I went to the Ashbourne Arts Festival Summer Exhibition and thoroughly enjoyed it. Since my mid-teens I’ve loved going to art galleries. I enjoyed art at school and I can draw in a draughtsman-like way and paint to a to a toilet-wall-only standard. It think this helps me to appreciate galleries.
You walk into any art gallery and are confronted with a literal wealth of works of art. Everyone deals with it in a different way but I like to go with the flow. I’m not a big fan of “historic” art. Although the religious icons are impressive and marked a significant switch in the role of art in everyday life they leave me cold. From the Renaissance onwards I think I’m pretty eclectic in my taste.
On a few occasions I’ve joined a tour that has focused on a single painting in a gallery and listened to the experts explain the symbolism and the artists state of mind at the time. I find it fascinating but my appreciation of art is at a much more basic level. I love to stand back from a painting and just imagine, if given the same subject matter to paint, what would I produce? It’s truly humbling. For me the technical execution is the least interesting part of it. I think this is a truth in most art – and most aspects of life. Almost all professional tennis players hit a ball as cleanly as each other. All concert pianists can play a score note-perfect. What separates Lionel Messi, Damien Hirst and Rafael Nadal from the rest (and clearly from me) is what’s between their ears. This is what separates a genius from a journeyman and it is what excites me in music, art, football and people.
Anyone can be different; anyone can shock; but the real artist can latch on to emotion, wit or the zeitgeist to raise a smile, a frown or an astonished gape. By definition therefore art is in the eye of the beholder. I can accept people saying they don’t like a particular piece of art or admit that they can’t understand it. What I struggle to accept is the denial that it is art in the first place. I’ve seen the Mona Lisa in the Louvre and been left cold by it. It is such a familiar image but it does nothing for me. I’ve seen Michelangelo’s David and been in awe of it. The scale and the setting never fail to impress. I suppose one of the factors which I didn’t like about the Mona Lisa was the huge crowd queuing to inch forward and photograph it. It’s a small painting in the first place and this was frankly ridiculous – paintings shouldn’t be worshipped but rather they should be loved and revisited like a good book or piece of music. One of my favourite experiences in a gallery was seeing Grayson Perry’s exhibition at the British Museum. I had enjoyed his documentaries on TV and was aware of his pottery and his transvestism but I didn’t expect to stand laughing at a work of art or find myself edging ever closer to a vase to see the detail up close.
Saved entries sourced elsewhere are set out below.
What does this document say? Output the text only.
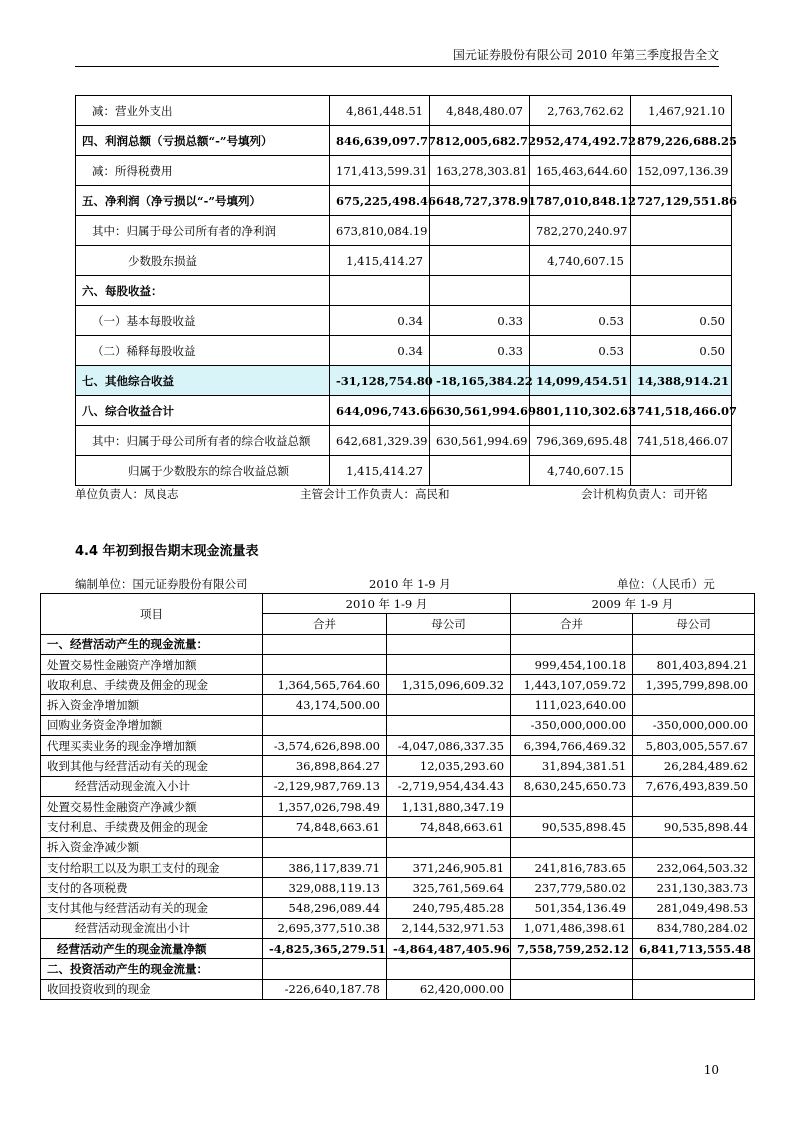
国元证券股份有限公司 2010 年第三季度报告全文
减：营业外支出	4,861,448.51	4,848,480.07	2,763,762.62	1,467,921.10
四、利润总额（亏损总额“-”号填列）	846,639,097.77	812,005,682.72	952,474,492.72	879,226,688.25
减：所得税费用	171,413,599.31	163,278,303.81	165,463,644.60	152,097,136.39
五、净利润（净亏损以“-”号填列）	675,225,498.46	648,727,378.91	787,010,848.12	727,129,551.86
其中：归属于母公司所有者的净利润	673,810,084.19		782,270,240.97	
少数股东损益	1,415,414.27		4,740,607.15	
六、每股收益：				
（一）基本每股收益	0.34	0.33	0.53	0.50
（二）稀释每股收益	0.34	0.33	0.53	0.50
七、其他综合收益	-31,128,754.80	-18,165,384.22	14,099,454.51	14,388,914.21
八、综合收益合计	644,096,743.66	630,561,994.69	801,110,302.63	741,518,466.07
其中：归属于母公司所有者的综合收益总额	642,681,329.39	630,561,994.69	796,369,695.48	741,518,466.07
归属于少数股东的综合收益总额	1,415,414.27		4,740,607.15	
单位负责人：凤良志	主管会计工作负责人：高民和	会计机构负责人：司开铭
4.4 年初到报告期末现金流量表
编制单位：国元证券股份有限公司	2010 年 1-9 月	单位：（人民币）元
项目	2010 年 1-9 月		2009 年 1-9 月	
	合并	母公司	合并	母公司
一、经营活动产生的现金流量：				
处置交易性金融资产净增加额			999,454,100.18	801,403,894.21
收取利息、手续费及佣金的现金	1,364,565,764.60	1,315,096,609.32	1,443,107,059.72	1,395,799,898.00
拆入资金净增加额	43,174,500.00		111,023,640.00	
回购业务资金净增加额			-350,000,000.00	-350,000,000.00
代理买卖业务的现金净增加额	-3,574,626,898.00	-4,047,086,337.35	6,394,766,469.32	5,803,005,557.67
收到其他与经营活动有关的现金	36,898,864.27	12,035,293.60	31,894,381.51	26,284,489.62
经营活动现金流入小计	-2,129,987,769.13	-2,719,954,434.43	8,630,245,650.73	7,676,493,839.50
处置交易性金融资产净减少额	1,357,026,798.49	1,131,880,347.19		
支付利息、手续费及佣金的现金	74,848,663.61	74,848,663.61	90,535,898.45	90,535,898.44
拆入资金净减少额				
支付给职工以及为职工支付的现金	386,117,839.71	371,246,905.81	241,816,783.65	232,064,503.32
支付的各项税费	329,088,119.13	325,761,569.64	237,779,580.02	231,130,383.73
支付其他与经营活动有关的现金	548,296,089.44	240,795,485.28	501,354,136.49	281,049,498.53
经营活动现金流出小计	2,695,377,510.38	2,144,532,971.53	1,071,486,398.61	834,780,284.02
经营活动产生的现金流量净额	-4,825,365,279.51	-4,864,487,405.96	7,558,759,252.12	6,841,713,555.48
二、投资活动产生的现金流量：				
收回投资收到的现金	-226,640,187.78	62,420,000.00		
10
I arrived expecting to walk around a museum exhibit and left wanting to have dinner with Grayson Perry. This is why contemporary art is easier to relate to. Through the pieces you see the soul, politics, and state of mind of the creator and the references are shared. You can’t relate to the same world view of a Renaissance Italian.
Trying to value art is less attractive. Quite honestly there are two categories – art which should be priced by the square foot or raw material and then work which is almost priceless. The former accounts for the vast majority of work available. If it is contemporary it gets distorted by marketing and by rarity value if it is antique or the work of a dead artist. It astonishes me that new artists or their galleries charge a fortune for essentially decorative pieces – it’s a vanity equivalent to a young footballer publishing his first autobiography. I’m not knocking this category – I love the fact that essentially art is a usable item like furniture. I’m merely challenging those people who try to make more of it. Those people who make good quality furniture would rightly argue that they are artists in their own right. Their work elicits the same response as a print or a vase would stimulate on entering a room. Around the country there are bands gigging who can get a crowd up and dancing but they will not stand the test of time.
This last example also helps to show the difference. Anything which is derivative, a tribute or covers band for example, almost by definition is unlikely and almost unable to make great art. Originality and testing the bounds is a fundamental component. It is risk taking and lays bare the artist to criticism or even ridicule. They have to balance their innate search for perfection with the certainty of failure and the constant comment from those who write about it rather than do. It takes a very special kind of person to deal with the pressure and to still drive for something new and exciting in any field.
And so you return to the simple painting hanging on the wall. Ultimately it boils down to viewing a piece of art that the artist has judged fit to be displayed. It has achieved their seal of approval but the only test of the true value is in the eye of the beholder – does a personal feeling or idea communicate to other people – let alone in the way the artist intended? This is an almost impossible objective. Think of your own family and the diverse tastes in terms of the colours, styles of music and who is judged beautiful or handsome. Somehow an artist has to conjure something fixed which is edgy enough to create emotion but conforming to subconscious ideas of colour schemes and composition. I take my hat off to them all. Anyone bold enough to put themselves forward to exhibit their art deserves applause and they deserve our time to take a moment to properly evaluate what we see rather than flick through them like holiday snaps. In a world where increasingly we seem to be able to concentrate for shorter periods of time and where opinion is spoon-fed the arts are a respite. We are blessed with a fabulous town which has inspired or accommodated artists. Have a look at Ashbourne Art to see some of them.